Fishing has always been important for the Sámi, both as a source of food and income. For those who herd reindeer, fishing has saved them in years when the grazing is poor. During the summer months, when many of the reindeer herders are living in isolated homes in the mountains, fish becomes the main source of food. In the autumn, it is common to catch fish and freeze them for the winter.
Over time a fishing trade became established where fish buyers used boats, helicopters and aeroplanes to buy fish from the families who lived and fished in the most distant mountain lakes. Arctic char and whitefish were the most common species of fish caught for this ‘cash fishing’ that was most active during the 1970s.
These days the importance of cash fishing has declined and there are only a small number of Sámi who live solely from fishing, but fishing for an additional income is important. Small- scale fishing is also very important to meet the nutritional needs of all households.
Arctic wisdom - Sami clothing
The traditional Sámi costume is called a kolt. The kolt is an important identity symbol, especially for ceremonies like christenings, funerals and weddings.

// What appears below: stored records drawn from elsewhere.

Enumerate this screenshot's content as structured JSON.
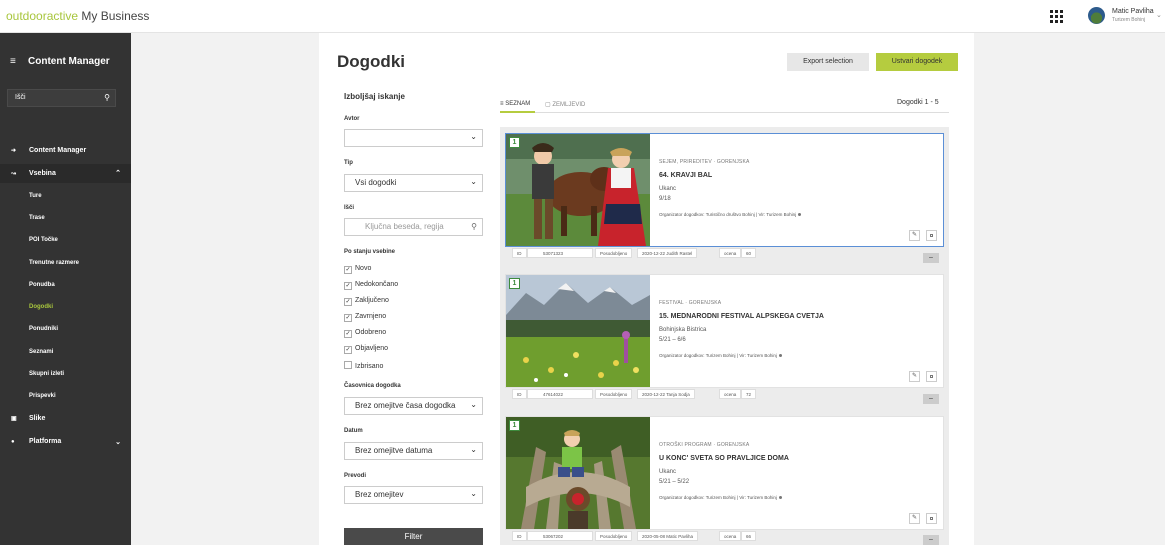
{
  "topbar": {
    "brand": "outdooractive",
    "product": "My Business",
    "user_name": "Matic Pavliha",
    "user_org": "Turizem Bohinj"
  },
  "sidebar": {
    "header": "Content Manager",
    "search_value": "Išči",
    "items": [
      {
        "label": "Content Manager"
      },
      {
        "label": "Vsebina"
      },
      {
        "label": "Slike"
      },
      {
        "label": "Platforma"
      }
    ],
    "subitems": [
      "Ture",
      "Trase",
      "POI Točke",
      "Trenutne razmere",
      "Ponudba",
      "Dogodki",
      "Ponudniki",
      "Seznami",
      "Skupni izleti",
      "Prispevki"
    ],
    "current_subitem": "Dogodki"
  },
  "main": {
    "title": "Dogodki",
    "export_label": "Export selection",
    "create_label": "Ustvari dogodek"
  },
  "filters": {
    "title": "Izboljšaj iskanje",
    "author_label": "Avtor",
    "author_value": "",
    "type_label": "Tip",
    "type_value": "Vsi dogodki",
    "search_label": "Išči",
    "search_placeholder": "Ključna beseda, regija",
    "status_label": "Po stanju vsebine",
    "statuses": [
      {
        "label": "Novo",
        "checked": true
      },
      {
        "label": "Nedokončano",
        "checked": true
      },
      {
        "label": "Zaključeno",
        "checked": true
      },
      {
        "label": "Zavrnjeno",
        "checked": true
      },
      {
        "label": "Odobreno",
        "checked": true
      },
      {
        "label": "Objavljeno",
        "checked": true
      },
      {
        "label": "Izbrisano",
        "checked": false
      }
    ],
    "timeline_label": "Časovnica dogodka",
    "timeline_value": "Brez omejitve časa dogodka",
    "date_label": "Datum",
    "date_value": "Brez omejitve datuma",
    "translations_label": "Prevodi",
    "translations_value": "Brez omejitev",
    "filter_button": "Filter"
  },
  "list": {
    "tab_list": "SEZNAM",
    "tab_map": "ZEMLJEVID",
    "count": "Dogodki 1 - 5",
    "badge": "1",
    "meta_labels": {
      "id": "ID",
      "updated": "Posodobljeno",
      "rating": "ocena"
    },
    "cards": [
      {
        "category": "SEJEM, PRIREDITEV · GORENJSKA",
        "title": "64. KRAVJI BAL",
        "location": "Ukanc",
        "date": "9/18",
        "organizer": "Organizator dogodkov: Turistično društvo Bohinj | Vir: Turizem Bohinj",
        "id": "53071323",
        "updated": "2020-12-22 Judith Rastel",
        "rating": "60"
      },
      {
        "category": "FESTIVAL · GORENJSKA",
        "title": "15. MEDNARODNI FESTIVAL ALPSKEGA CVETJA",
        "location": "Bohinjska Bistrica",
        "date": "5/21 – 6/6",
        "organizer": "Organizator dogodkov: Turizem Bohinj | Vir: Turizem Bohinj",
        "id": "47614022",
        "updated": "2020-12-22 Tanja Sodja",
        "rating": "72"
      },
      {
        "category": "OTROŠKI PROGRAM · GORENJSKA",
        "title": "U KONC' SVETA SO PRAVLJICE DOMA",
        "location": "Ukanc",
        "date": "5/21 – 5/22",
        "organizer": "Organizator dogodkov: Turizem Bohinj | Vir: Turizem Bohinj",
        "id": "53067202",
        "updated": "2020-05-08 Matic Pavliha",
        "rating": "66"
      }
    ]
  },
  "colors": {
    "brand": "#a8c63d",
    "sidebar": "#333333",
    "primary_button": "#b5cc3f",
    "selected_border": "#5b8fd6"
  }
}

The appearance of the kolt varies between different regions. The way it is cut also differs depending on if it is a men’s or women’s, and sometimes depending on the owner’s age and status. Fashion also plays a part in the differences between kolts today.
In the past, basic materials from reindeer and other animals with fur were used to make clothes at home, buying any other needed materials from tradesmen.
Traditional accessories for kolts include shoes, belts and,for women, shawls. Storm collars, jewellery, gloves, trousers and caps are also worn.
Keep an eye out for any new fashions around Westminster!
Dog sled from Jarama – Rusuvarri fishing camp
This is the most challenging day yet as we sled to Rusuvarri, a fishing camp located in mountain and tundra terrain above the tree line. That means going uphill!
Times and distances will vary today for two reasons. Firstly unpredictable weather, which could be made worse because the greater exposure means the wind could blow snow across the trail. That would make visibility difficult and slow our progress. Secondly, the reindeer may make an appearance, and forcing us to loop round them.
On the up side, we will be travelling through some of the most dramatic scenery of the challenge- valleys, creeks and stunning mountain views. No day-dreaming allowed though, we must be prepared to jump off our sleds to help the huskies get to the top of the sections.